See more details in https://github.com/DSE-MSU/DeepRobust/blob/master/examples/graph/test_nipa.py

eval(training=True)[source]

Evaluate RL agent.

possible_actions(list_st, list_at, t)[source]
Parameters:
  • list_st – current state
  • list_at – current action
Returns:

actions for next state

Return type:

list

train(num_episodes=10, lr=0.01)[source]

Train RL agent.

deeprobust.graph.global_attack.random_attack module

class Random(model=None, nnodes=None, attack_structure=True, attack_features=False, device='cpu')[source]
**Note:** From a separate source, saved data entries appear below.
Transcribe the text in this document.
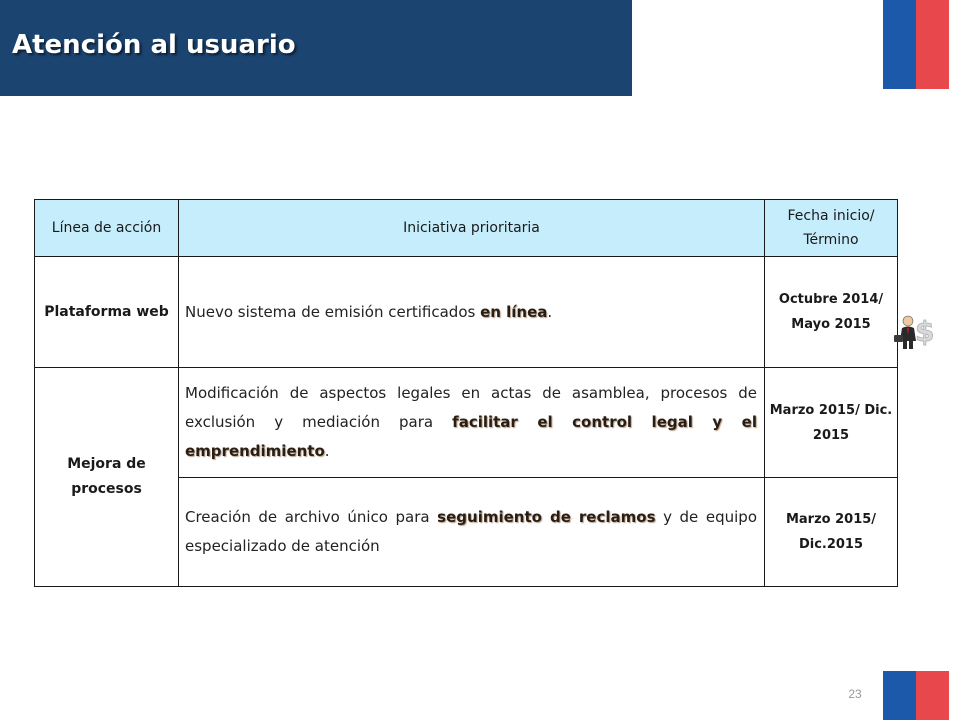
Atención al usuario
Línea de acción	Iniciativa prioritaria	Fecha inicio/ Término
Plataforma web	Nuevo sistema de emisión certificados en línea.	Octubre 2014/ Mayo 2015
Mejora de procesos	Modificación de aspectos legales en actas de asamblea, procesos de exclusión y mediación para facilitar el control legal y el emprendimiento.	Marzo 2015/ Dic. 2015
	Creación de archivo único para seguimiento de reclamos y de equipo especializado de atención	Marzo 2015/ Dic.2015
$
23
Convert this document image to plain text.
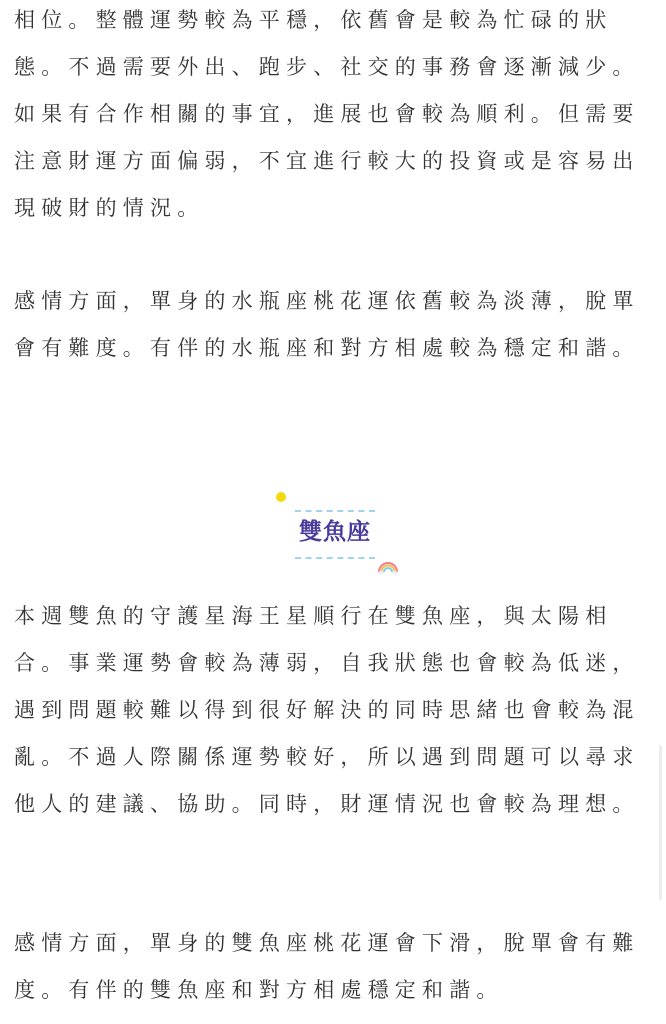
相位。整體運勢較為平穩，依舊會是較為忙碌的狀態。不過需要外出、跑步、社交的事務會逐漸減少。如果有合作相關的事宜，進展也會較為順利。但需要注意財運方面偏弱，不宜進行較大的投資或是容易出現破財的情況。

感情方面，單身的水瓶座桃花運依舊較為淡薄，脫單會有難度。有伴的水瓶座和對方相處較為穩定和諧。

雙魚座

本週雙魚的守護星海王星順行在雙魚座，與太陽相合。事業運勢會較為薄弱，自我狀態也會較為低迷，遇到問題較難以得到很好解決的同時思緒也會較為混亂。不過人際關係運勢較好，所以遇到問題可以尋求他人的建議、協助。同時，財運情況也會較為理想。

感情方面，單身的雙魚座桃花運會下滑，脫單會有難度。有伴的雙魚座和對方相處穩定和諧。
Randomly adding edges to the input graph

Parameters:
  • model – model to attack. Default None.
  • nnodes (int) – number of nodes in the input graph
  • attack_structure (bool) – whether to attack graph structure
  • attack_features (bool) – whether to attack node features
  • device (str) – ‘cpu’ or ‘cuda’

Examples

>>> from deeprobust.graph.data import Dataset
>>> from deeprobust.graph.global_attack import Random
>>> data = Dataset(root='/tmp/', name='cora')
>>> adj, features, labels = data.adj, data.features, data.labels
>>> model = Random()
>>> model.attack(adj, n_perturbations=10)
>>> modified_adj = model.modified_adj
attack(ori_adj, n_perturbations, type='add', **kwargs)[source]

Generate attacks on the input graph.

Parameters:
  • ori_adj (scipy.sparse.csr_matrix) – Original (unperturbed) adjacency matrix.
  • n_perturbations (int) – Number of edge removals/additions.
  • type (str) – perturbation type. Could be ‘add’, ‘remove’ or ‘flip’.
Returns:

Return type:

None.

inject_nodes(adj, n_add, n_perturbations)[source]

For each added node, randomly connect with other nodes.

perturb_adj(adj, n_perturbations, type='add')[source]

Randomly add, remove or flip edges.

Parameters:
  • adj (scipy.sparse.csr_matrix) – Original (unperturbed) adjacency matrix.
  • n_perturbations (int) – Number of edge removals/additions.
  • type (str) – perturbation type. Could be ‘add’, ‘remove’ or ‘flip’.
Returns:

perturbed adjacency matrix

Return type:

scipy.sparse matrix

perturb_features(features, n_perturbations)[source]

Randomly perturb features.

sample_forever(adj, exclude)[source]

Randomly random sample edges from adjacency matrix, exclude is a set which contains the edges we do not want to sample and the ones already sampled

deeprobust.graph.global_attack.topology_attack module

Topology Attack and Defense for Graph Neural Networks: An Optimization Perspective
https://arxiv.org/pdf/1906.04214.pdf
Tensorflow Implementation:
https://github.com/KaidiXu/GCN_ADV_Train
class MinMax(model=None, nnodes=None, loss_type='CE', feature_shape=None, attack_structure=True, attack_features=False, device='cpu')[source]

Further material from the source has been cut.